Hochwasserrückhaltebecken, Talsperren, Polder

Hochwasserrückhaltebecken, Talperren und Hochwasserpolder gehören zu den wichtigsten Elementen des technischen Hochwasserschutzes.

Hochwasserrückhaltebecken

Hochwasserrückhaltebecken dienen dem alleinigen Schutz vor Hochwasser. Hierbei soll in erster Linie die ankommende Hochwasserwelle gedämpft, zwischengespeichert und nach dem Hochwasserereignis wieder abgeführt werden, so dass sich die Hochwasserschutzwirkung auch im Unterlauf eines Fließgewässers auswirkt.
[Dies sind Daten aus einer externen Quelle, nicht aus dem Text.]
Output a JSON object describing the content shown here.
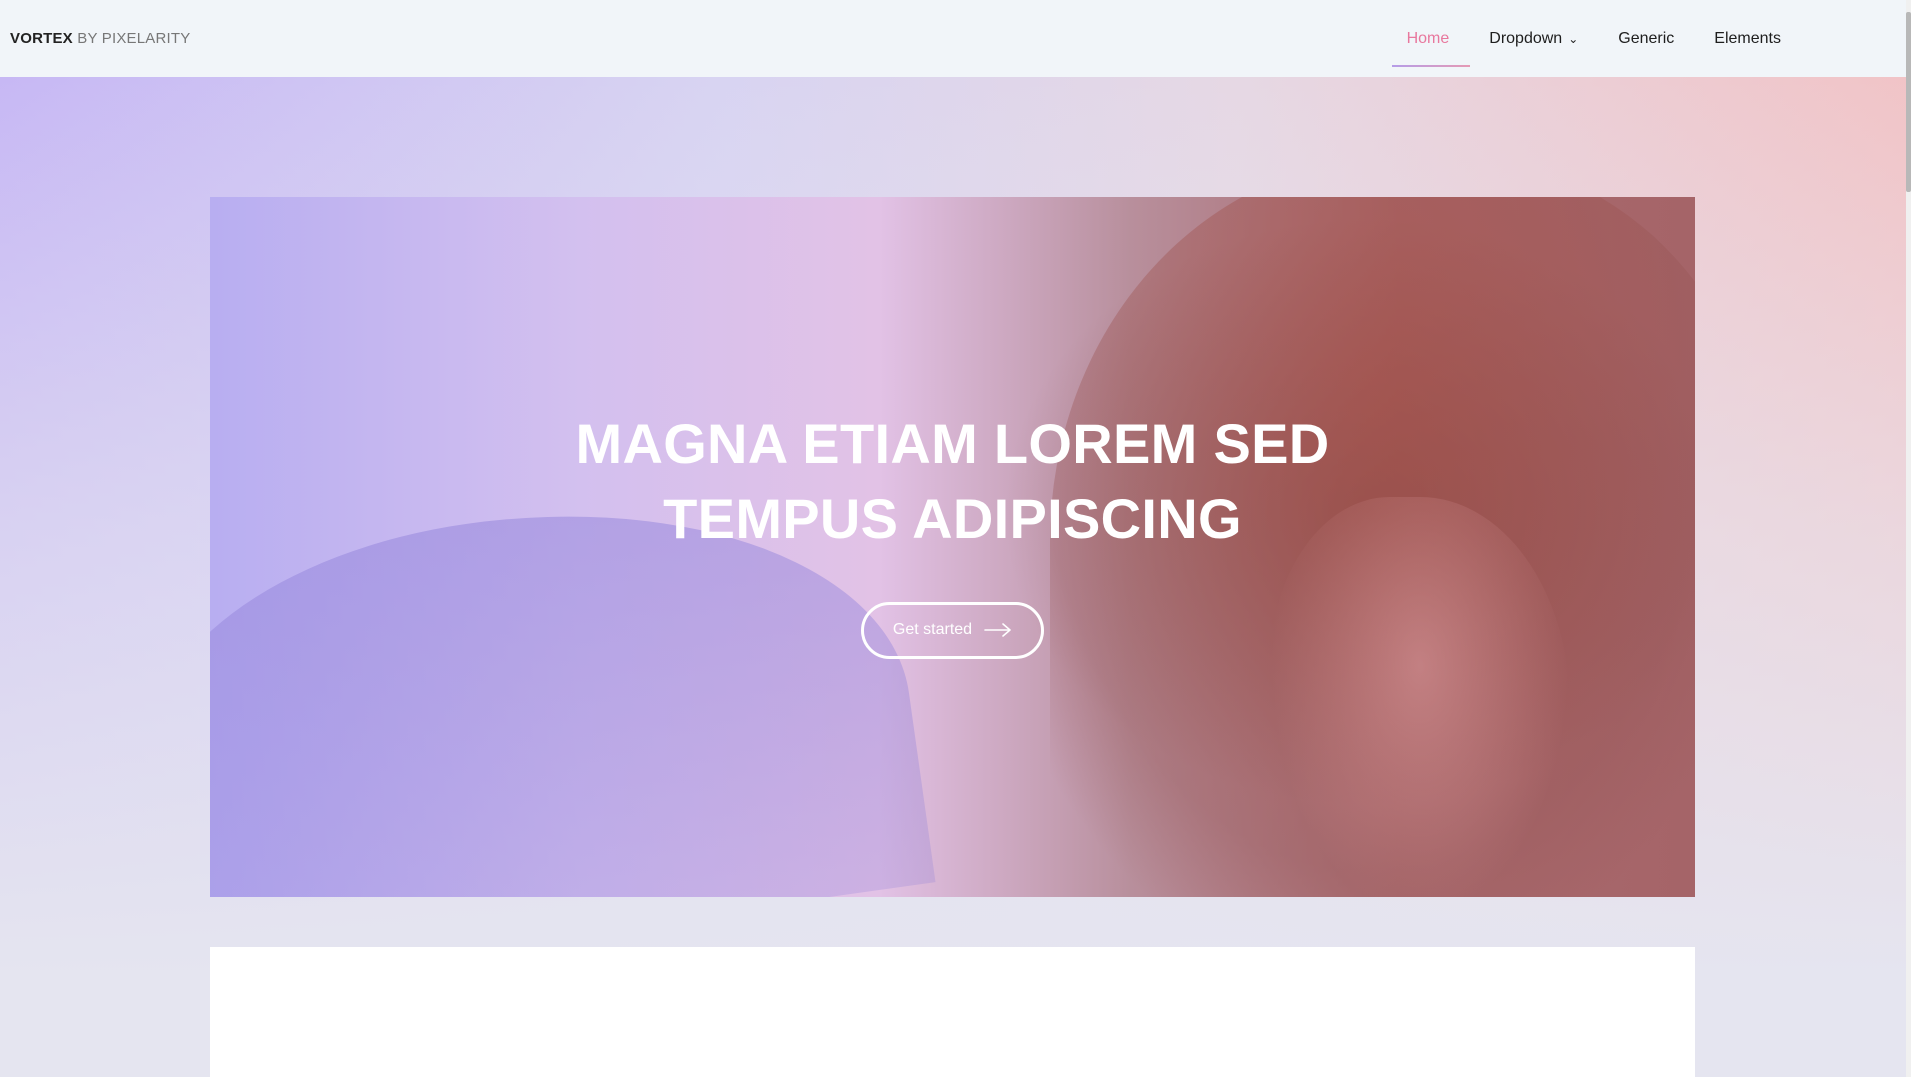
{
  "brand": {
    "name": "VORTEX",
    "by": "BY PIXELARITY"
  },
  "nav": {
    "items": [
      {
        "label": "Home",
        "active": true
      },
      {
        "label": "Dropdown",
        "caret": "chevron-down-icon"
      },
      {
        "label": "Generic"
      },
      {
        "label": "Elements"
      }
    ],
    "caret_glyph": "⌄"
  },
  "hero": {
    "title": "MAGNA ETIAM LOREM SED TEMPUS ADIPISCING",
    "cta_label": "Get started",
    "cta_icon": "arrow-right-icon"
  },
  "colors": {
    "accent": "#e8789e",
    "header_bg": "#f1f5f9",
    "gradient_start": "#c7b8f4",
    "gradient_end": "#f1c4c7"
  }
}
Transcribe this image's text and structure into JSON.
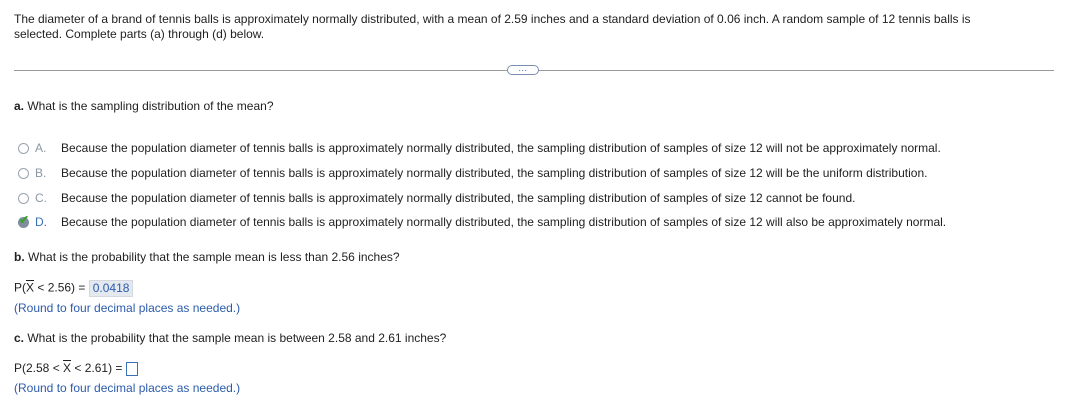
{
  "intro": {
    "line1": "The diameter of a brand of tennis balls is approximately normally distributed, with a mean of 2.59 inches and a standard deviation of 0.06 inch. A random sample of 12 tennis balls is",
    "line2": "selected. Complete parts (a) through (d) below."
  },
  "expand_label": "...",
  "part_a": {
    "label": "a.",
    "question": "What is the sampling distribution of the mean?",
    "options": [
      {
        "letter": "A.",
        "text": "Because the population diameter of tennis balls is approximately normally distributed, the sampling distribution of samples of size 12 will not be approximately normal.",
        "selected": false
      },
      {
        "letter": "B.",
        "text": "Because the population diameter of tennis balls is approximately normally distributed, the sampling distribution of samples of size 12 will be the uniform distribution.",
        "selected": false
      },
      {
        "letter": "C.",
        "text": "Because the population diameter of tennis balls is approximately normally distributed, the sampling distribution of samples of size 12 cannot be found.",
        "selected": false
      },
      {
        "letter": "D.",
        "text": "Because the population diameter of tennis balls is approximately normally distributed, the sampling distribution of samples of size 12 will also be approximately normal.",
        "selected": true
      }
    ]
  },
  "part_b": {
    "label": "b.",
    "question": "What is the probability that the sample mean is less than 2.56 inches?",
    "expr_prefix": "P(",
    "expr_var": "X",
    "expr_suffix": " < 2.56) = ",
    "answer": "0.0418",
    "note": "(Round to four decimal places as needed.)"
  },
  "part_c": {
    "label": "c.",
    "question": "What is the probability that the sample mean is between 2.58 and 2.61 inches?",
    "expr_prefix": "P(2.58 < ",
    "expr_var": "X",
    "expr_suffix": " < 2.61) = ",
    "answer": "",
    "note": "(Round to four decimal places as needed.)"
  },
  "colors": {
    "link_blue": "#2c5caa",
    "check_green": "#3aa32f",
    "answer_bg": "#e4e8ef"
  }
}
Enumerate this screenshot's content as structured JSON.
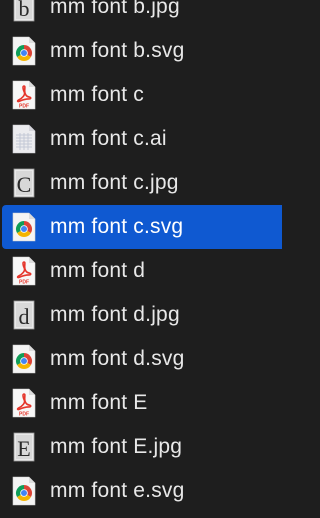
{
  "files": [
    {
      "name": "mm font b.jpg",
      "icon": "jpg-thumbnail-b-icon",
      "glyph": "b",
      "type": "jpg"
    },
    {
      "name": "mm font b.svg",
      "icon": "chrome-svg-icon",
      "type": "svg"
    },
    {
      "name": "mm font c",
      "icon": "pdf-document-icon",
      "type": "pdf"
    },
    {
      "name": "mm font c.ai",
      "icon": "ai-document-icon",
      "type": "ai"
    },
    {
      "name": "mm font c.jpg",
      "icon": "jpg-thumbnail-c-icon",
      "glyph": "C",
      "type": "jpg"
    },
    {
      "name": "mm font c.svg",
      "icon": "chrome-svg-icon",
      "type": "svg",
      "selected": true
    },
    {
      "name": "mm font d",
      "icon": "pdf-document-icon",
      "type": "pdf"
    },
    {
      "name": "mm font d.jpg",
      "icon": "jpg-thumbnail-d-icon",
      "glyph": "d",
      "type": "jpg"
    },
    {
      "name": "mm font d.svg",
      "icon": "chrome-svg-icon",
      "type": "svg"
    },
    {
      "name": "mm font E",
      "icon": "pdf-document-icon",
      "type": "pdf"
    },
    {
      "name": "mm font E.jpg",
      "icon": "jpg-thumbnail-e-icon",
      "glyph": "E",
      "type": "jpg"
    },
    {
      "name": "mm font e.svg",
      "icon": "chrome-svg-icon",
      "type": "svg"
    }
  ],
  "colors": {
    "background": "#1e1e1e",
    "selection": "#0f59d1",
    "text": "#e8e8e8",
    "pdf_red": "#e5352b"
  }
}
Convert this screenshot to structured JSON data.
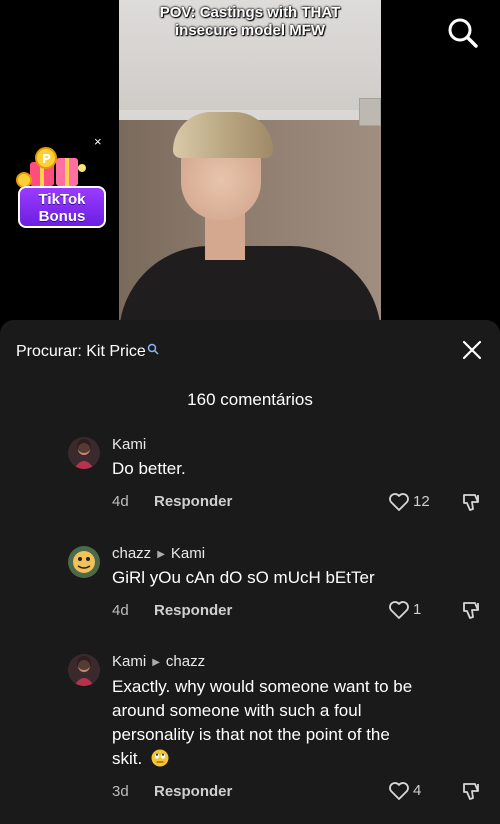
{
  "video": {
    "caption_line1": "POV: Castings with THAT",
    "caption_line2": "insecure model MFW"
  },
  "bonus": {
    "line1": "TikTok",
    "line2": "Bonus",
    "close": "×"
  },
  "sheet": {
    "search_label": "Procurar: Kit Price",
    "comment_count": "160 comentários"
  },
  "comments": [
    {
      "author": "Kami",
      "reply_to": "",
      "text": "Do better.",
      "age": "4d",
      "reply_label": "Responder",
      "likes": "12"
    },
    {
      "author": "chazz",
      "reply_to": "Kami",
      "text": "GiRl yOu cAn dO sO mUcH bEtTer",
      "age": "4d",
      "reply_label": "Responder",
      "likes": "1"
    },
    {
      "author": "Kami",
      "reply_to": "chazz",
      "text_lines": [
        "Exactly. why would someone want to be",
        "around someone with such a foul",
        "personality is that not the point of the",
        "skit."
      ],
      "age": "3d",
      "reply_label": "Responder",
      "likes": "4"
    }
  ],
  "icons": {
    "search": "search-icon",
    "close": "close-icon",
    "like": "heart-icon",
    "dislike": "thumbs-down-icon",
    "emoji": "rolling-eyes-emoji-icon"
  },
  "colors": {
    "sheet_bg": "#1a1a1a",
    "page_bg": "#000000",
    "bonus_purple": "#7b2cf0"
  }
}
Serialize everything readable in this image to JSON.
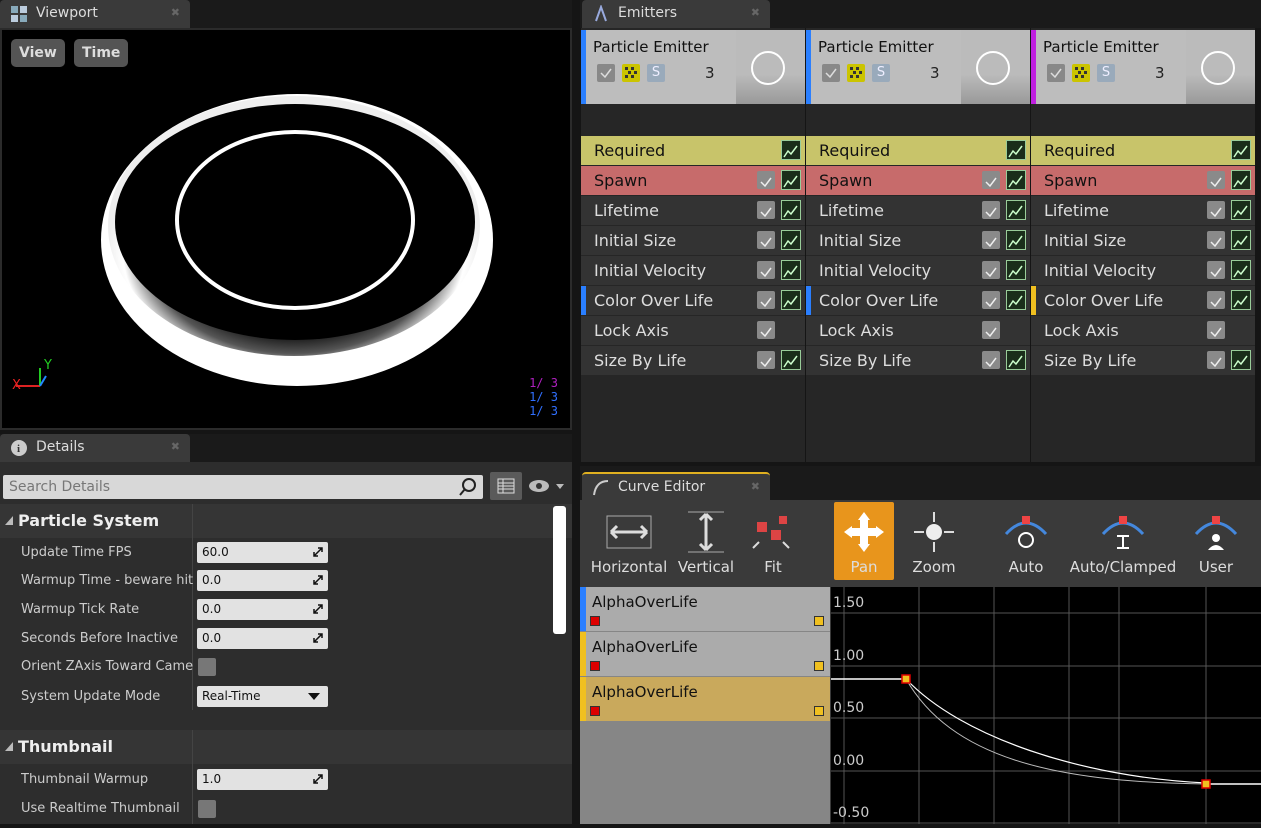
{
  "viewport": {
    "tab_title": "Viewport",
    "view_btn": "View",
    "time_btn": "Time",
    "axis_x": "X",
    "axis_y": "Y",
    "stats": [
      [
        "1/",
        "3"
      ],
      [
        "1/",
        "3"
      ],
      [
        "1/",
        "3"
      ]
    ],
    "stat_colors": [
      "#b020c0",
      "#3070ff",
      "#3070ff"
    ]
  },
  "details": {
    "tab_title": "Details",
    "search_placeholder": "Search Details",
    "categories": [
      {
        "label": "Particle System"
      },
      {
        "label": "Thumbnail"
      }
    ],
    "props": [
      {
        "label": "Update Time FPS",
        "value": "60.0"
      },
      {
        "label": "Warmup Time - beware hitches!",
        "value": "0.0"
      },
      {
        "label": "Warmup Tick Rate",
        "value": "0.0"
      },
      {
        "label": "Seconds Before Inactive",
        "value": "0.0"
      },
      {
        "label": "Orient ZAxis Toward Camera",
        "value": ""
      },
      {
        "label": "System Update Mode",
        "value": "Real-Time"
      },
      {
        "label": "Thumbnail Warmup",
        "value": "1.0"
      },
      {
        "label": "Use Realtime Thumbnail",
        "value": ""
      }
    ]
  },
  "emitters": {
    "tab_title": "Emitters",
    "columns": [
      {
        "name": "Particle Emitter",
        "count": "3",
        "color": "#2a7fff",
        "mark": "#2a7fff"
      },
      {
        "name": "Particle Emitter",
        "count": "3",
        "color": "#2a7fff",
        "mark": "#2a7fff"
      },
      {
        "name": "Particle Emitter",
        "count": "3",
        "color": "#c020e0",
        "mark": "#f0c020"
      }
    ],
    "modules": [
      "Required",
      "Spawn",
      "Lifetime",
      "Initial Size",
      "Initial Velocity",
      "Color Over Life",
      "Lock Axis",
      "Size By Life"
    ]
  },
  "curve_editor": {
    "tab_title": "Curve Editor",
    "tools": [
      "Horizontal",
      "Vertical",
      "Fit",
      "Pan",
      "Zoom",
      "Auto",
      "Auto/Clamped",
      "User"
    ],
    "curves": [
      {
        "label": "AlphaOverLife",
        "color": "#2a7fff"
      },
      {
        "label": "AlphaOverLife",
        "color": "#f0c020"
      },
      {
        "label": "AlphaOverLife",
        "color": "#f0c020"
      }
    ],
    "y_labels": [
      "1.50",
      "1.00",
      "0.50",
      "0.00",
      "-0.50"
    ]
  }
}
Bis in die 80-er Jahre wurden viele Hochwasserrückhaltebecken mit einem Dauerstau konzipiert. Heute werden überwiegend Hochwasserrückhaltebecken als Trockenbecken („Grüne Becken“) realisiert, um die ökologische Durchlässigkeit und damit u.a. Ziele der Europäischen Wasserrahmenrichtlinie weitestgehend zu gewährleisten.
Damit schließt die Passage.